Primary Hyperaldosteronism: Epidemiology, Diagnosis, and Clinical Associations - PubMed
6 hours ago
- #Primary Aldosteronism
- #Hypertension
- #Clinical Associations
- Primary aldosteronism (PA) is the leading cause of secondary hypertension, characterized by autonomous aldosterone hypersecretion, affecting 5-10% of hypertensive populations.
- Screening indications include resistant/severe hypertension, hypokalemia, adrenal incidentaloma, young-onset disease, obstructive sleep apnea, and familial history, with aldosterone-renin ratio (ARR) as the primary tool.
- PA subtypes include unilateral aldosterone-producing adenoma (APA) and bilateral idiopathic hyperaldosteronism (IHA), diagnosed via adrenal venous sampling (AVS), often complicated by technical and assay variability.

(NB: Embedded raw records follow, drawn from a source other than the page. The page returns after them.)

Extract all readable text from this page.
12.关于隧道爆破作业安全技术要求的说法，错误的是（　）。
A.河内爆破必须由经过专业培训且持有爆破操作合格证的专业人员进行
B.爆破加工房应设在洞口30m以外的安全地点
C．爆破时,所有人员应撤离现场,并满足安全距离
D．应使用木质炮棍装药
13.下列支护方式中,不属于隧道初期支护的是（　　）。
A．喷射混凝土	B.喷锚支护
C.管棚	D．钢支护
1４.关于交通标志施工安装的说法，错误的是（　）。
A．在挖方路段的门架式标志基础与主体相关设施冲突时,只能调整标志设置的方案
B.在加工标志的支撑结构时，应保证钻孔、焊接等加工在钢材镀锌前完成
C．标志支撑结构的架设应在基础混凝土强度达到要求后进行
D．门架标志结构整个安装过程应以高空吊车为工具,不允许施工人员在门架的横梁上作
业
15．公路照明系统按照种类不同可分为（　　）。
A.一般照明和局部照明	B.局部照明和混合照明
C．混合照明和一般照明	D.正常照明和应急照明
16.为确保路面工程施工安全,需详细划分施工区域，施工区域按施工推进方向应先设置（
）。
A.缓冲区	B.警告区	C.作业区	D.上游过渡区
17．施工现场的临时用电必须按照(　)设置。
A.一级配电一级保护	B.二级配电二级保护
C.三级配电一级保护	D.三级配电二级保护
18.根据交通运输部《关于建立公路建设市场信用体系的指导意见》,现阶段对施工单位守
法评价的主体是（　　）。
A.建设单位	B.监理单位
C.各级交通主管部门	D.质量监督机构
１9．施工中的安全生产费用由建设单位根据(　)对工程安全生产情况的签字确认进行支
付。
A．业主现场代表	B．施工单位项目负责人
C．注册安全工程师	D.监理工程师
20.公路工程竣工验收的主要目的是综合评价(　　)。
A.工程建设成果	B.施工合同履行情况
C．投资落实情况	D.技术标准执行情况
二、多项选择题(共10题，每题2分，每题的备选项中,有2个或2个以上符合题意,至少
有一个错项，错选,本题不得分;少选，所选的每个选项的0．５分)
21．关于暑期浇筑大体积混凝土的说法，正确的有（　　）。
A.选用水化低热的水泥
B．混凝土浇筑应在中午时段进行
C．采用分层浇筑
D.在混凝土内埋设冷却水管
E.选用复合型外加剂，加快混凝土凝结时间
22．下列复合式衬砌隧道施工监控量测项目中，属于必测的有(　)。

- Comorbidities encompass cardiovascular events (13.6% MACE at 5.8 years), stroke, renal impairment, metabolic disorders, and associations with vertebral fractures, renal stones, and normal-tension glaucoma.
- Psychiatric comorbidities like depression/anxiety affect 30-70% of patients, potentially due to central mineralocorticoid receptor effects, with sleep disturbances more prominent in females.
- Future improvements require enhanced screening protocols, standardized ARR cutoffs, advanced imaging, and research on cost-effective methods and psychiatric-metabolic links.